My first thrill of ‘Christmas feeling’ usually comes around late October. It is always inspired by someone far better prepared than me, someone who has already got round to buying their Christmas presents, someone who has decided to give someone an olive tree adoption, someone who has asked for ‘Happy Christmas’ to be lovingly inscribed in the message card. The heady childish thrill of Christmas thoughts and the smell of imaginary mince pies and fires and decorating trees and aching anticipation is usually coupled with a very grown up non-thrill of ‘oh my god how come some people are so organised?’ Personally I can barely think about Christmas shopping until the shop assistants are looking hopefully at their watches towards the tail end of 24th December.
Those message cards nowadays teleport me to Nudo’s very first Christmas. The company had only been going for a few months and we had just, rather ineffectively, done our first olive harvest. I think the total number of trees we’d adopted stood at around 14 and we knew the names, and birthdays, of all the foster parents. Friends and family are the saviours of early hopes in a new business. Anyway we were approaching Christmas and somehow hoped that ‘real’ customers might somehow, magically start emerging in force. But how would anyone find us? How would anyone in the ‘real world’ even know we existed? Is this something Father Christmas asks himself?
The answer, at least as we saw it, was Christmas gift guides- you know those lists in newspapers (so old school!) that give you great ideas for last minute presents? We were prepared to do anything, including as it turned out, selling our children, to get in one. I exaggerate of course. But I do remember in our desperation, sending a photograph of one year old Rosie with a sorry expression and the words ‘What kind of Christmas?’ with the press release that we sent to friends to scatter to anyone they knew who’d ever even had a paper round.

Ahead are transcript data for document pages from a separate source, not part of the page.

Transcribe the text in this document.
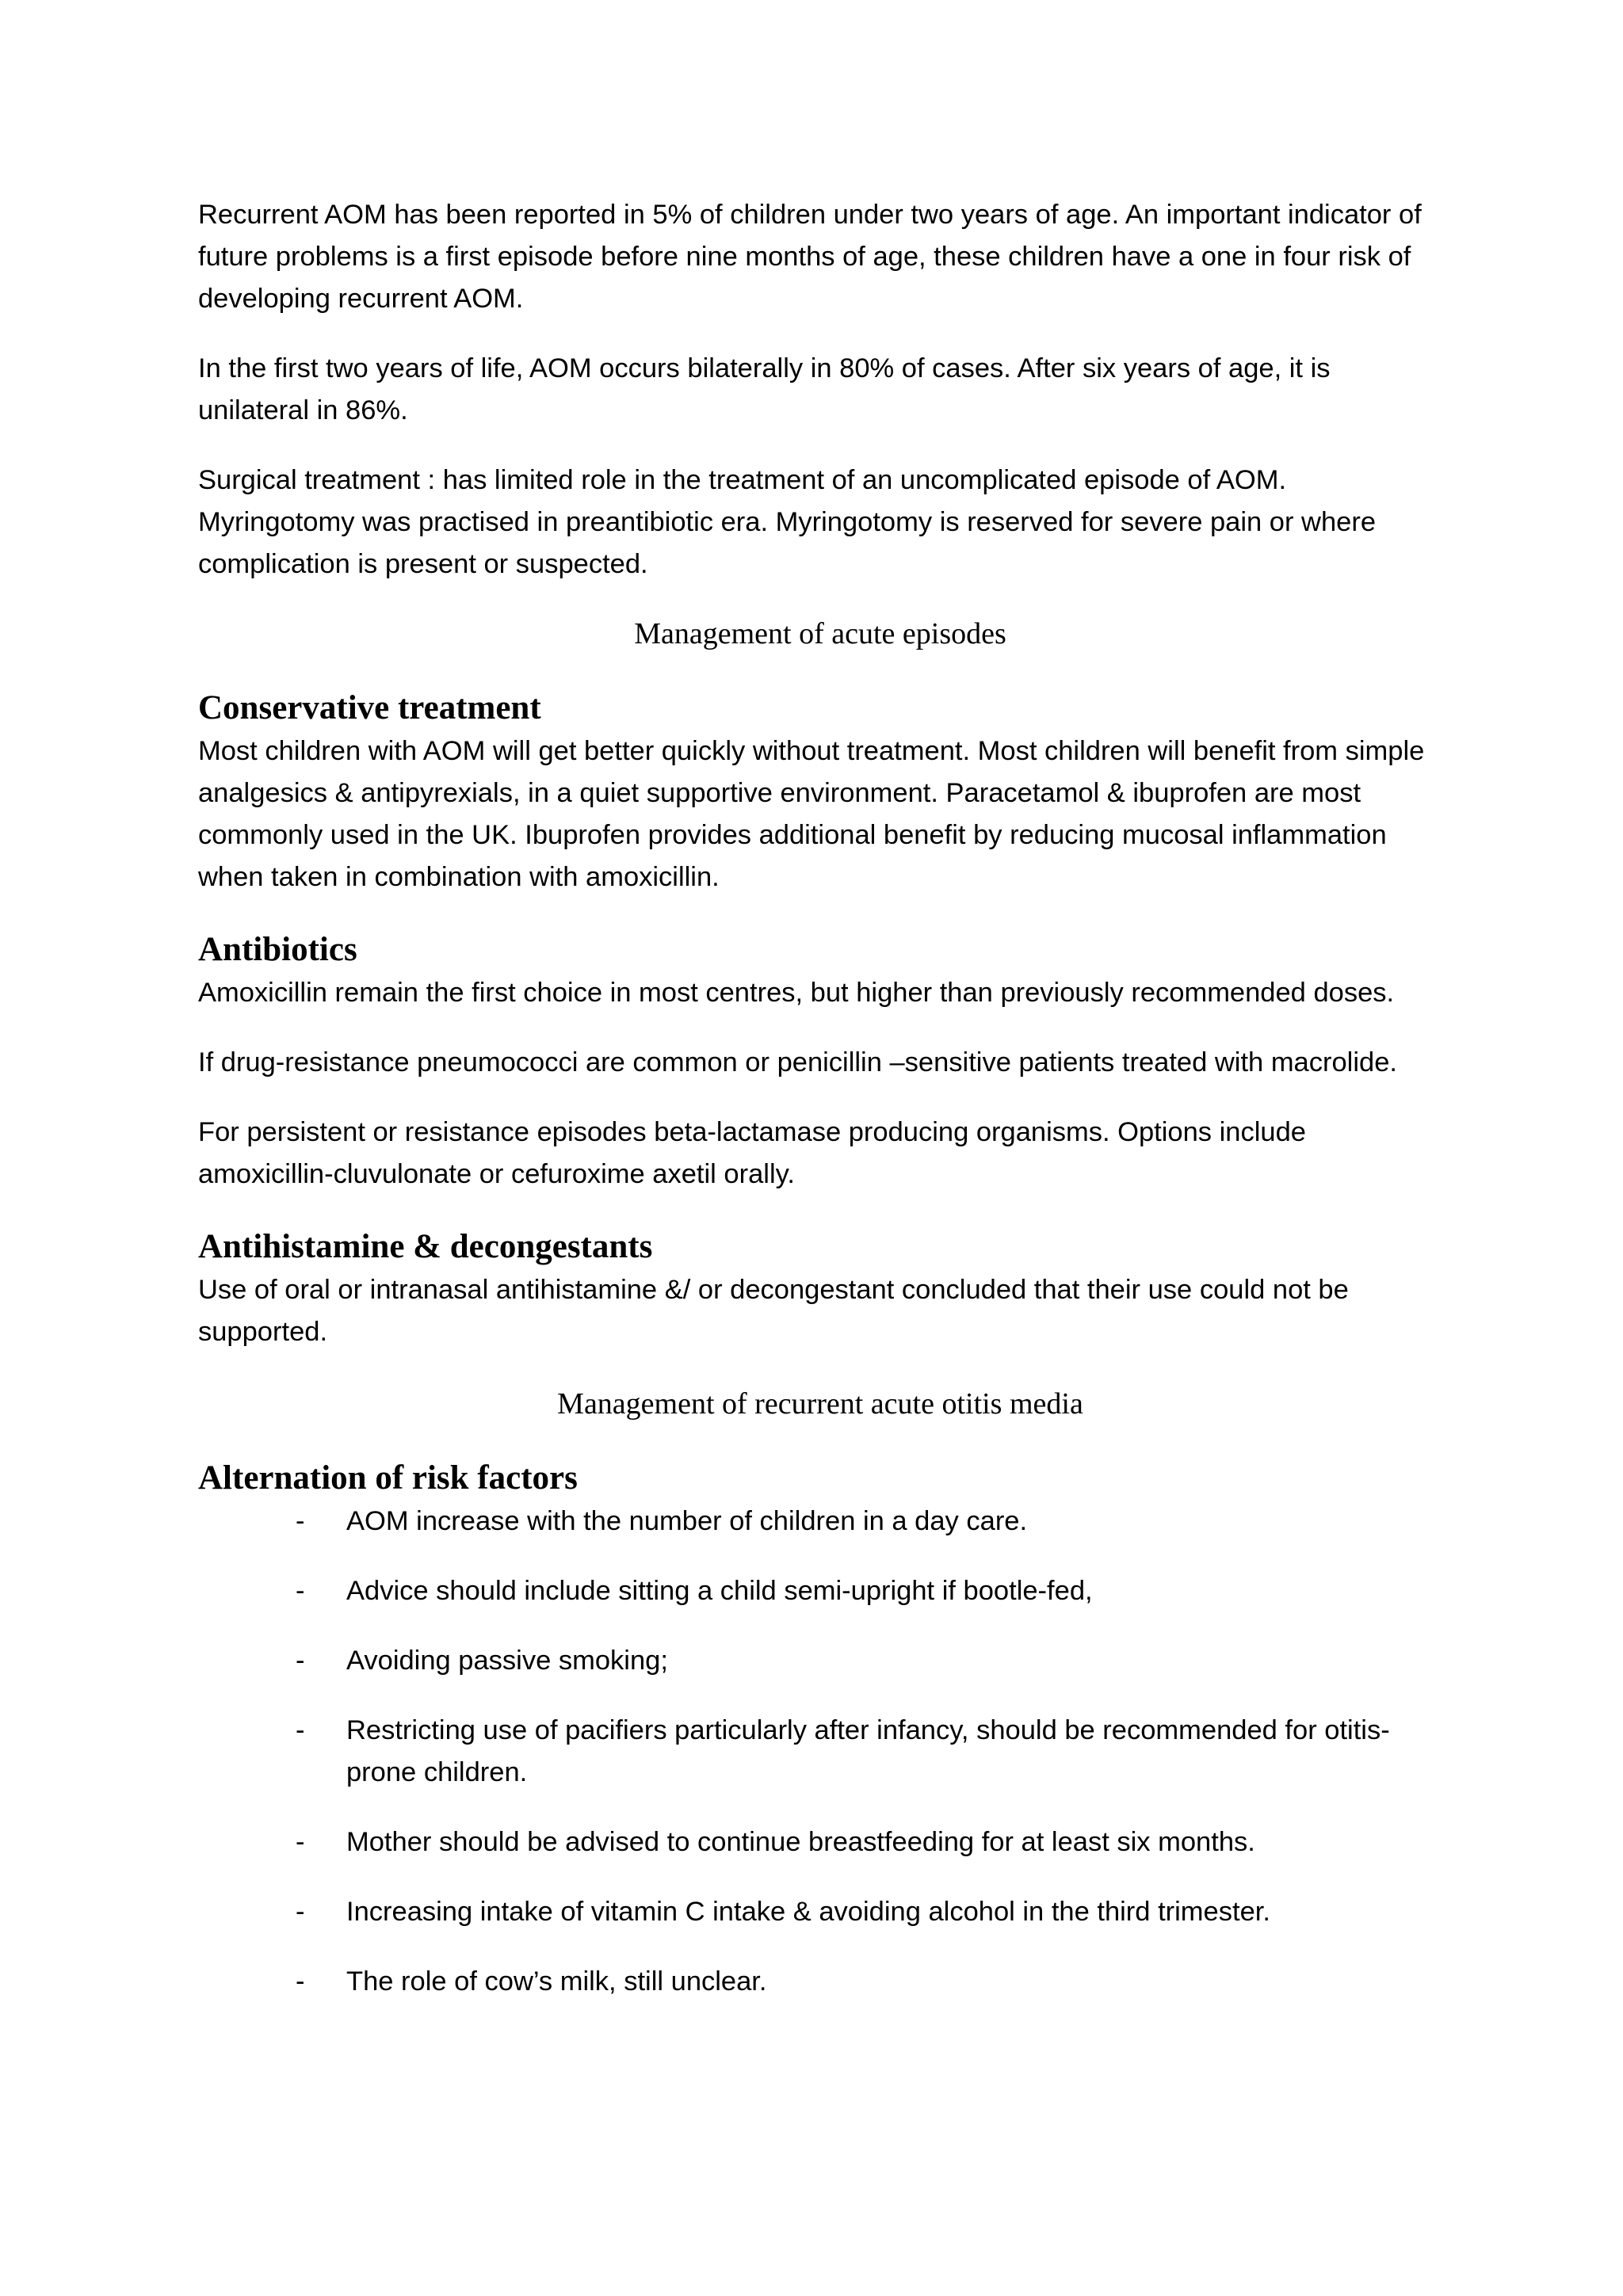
Recurrent AOM has been reported in 5% of children under two years of age. An important indicator of future problems is a first episode before nine months of age, these children have a one in four risk of developing recurrent AOM.

In the first two years of life, AOM occurs bilaterally in 80% of cases. After six years of age, it is unilateral in 86%.

Surgical treatment : has limited role in the treatment of an uncomplicated episode of AOM. Myringotomy was practised in preantibiotic era. Myringotomy is reserved for severe pain or where complication is present or suspected.

Management of acute episodes
Conservative treatment

Most children with AOM will get better quickly without treatment. Most children will benefit from simple analgesics & antipyrexials, in a quiet supportive environment. Paracetamol & ibuprofen are most commonly used in the UK. Ibuprofen provides additional benefit by reducing mucosal inflammation when taken in combination with amoxicillin.

Antibiotics

Amoxicillin remain the first choice in most centres, but higher than previously recommended doses.

If drug-resistance pneumococci are common or penicillin –sensitive patients treated with macrolide.

For persistent or resistance episodes beta-lactamase producing organisms. Options include amoxicillin-cluvulonate or cefuroxime axetil orally.

Antihistamine & decongestants

Use of oral or intranasal antihistamine &/ or decongestant concluded that their use could not be supported.

Management of recurrent acute otitis media
Alternation of risk factors
- AOM increase with the number of children in a day care.
- Advice should include sitting a child semi-upright if bootle-fed,
- Avoiding passive smoking;
- Restricting use of pacifiers particularly after infancy, should be recommended for otitis-prone children.
- Mother should be advised to continue breastfeeding for at least six months.
- Increasing intake of vitamin C intake & avoiding alcohol in the third trimester.
- The role of cow’s milk, still unclear.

Emotional blackmail is a very effective tool (a fact soon to be confirmed, were confirmation needed, by spending Christmas in the company of Italian mammas). By the miracle of modern communication, that press release made it into the hands of someone who knew someone who knew someone who was compiling no less an opus than the Independent’s guide to ‘Great Christmas presents for men’ in the Independent. Those Christmas gift guides really do make a difference. People knew we existed. People adopted our olive trees. And Rosie had a lovely first Nudo Christmas.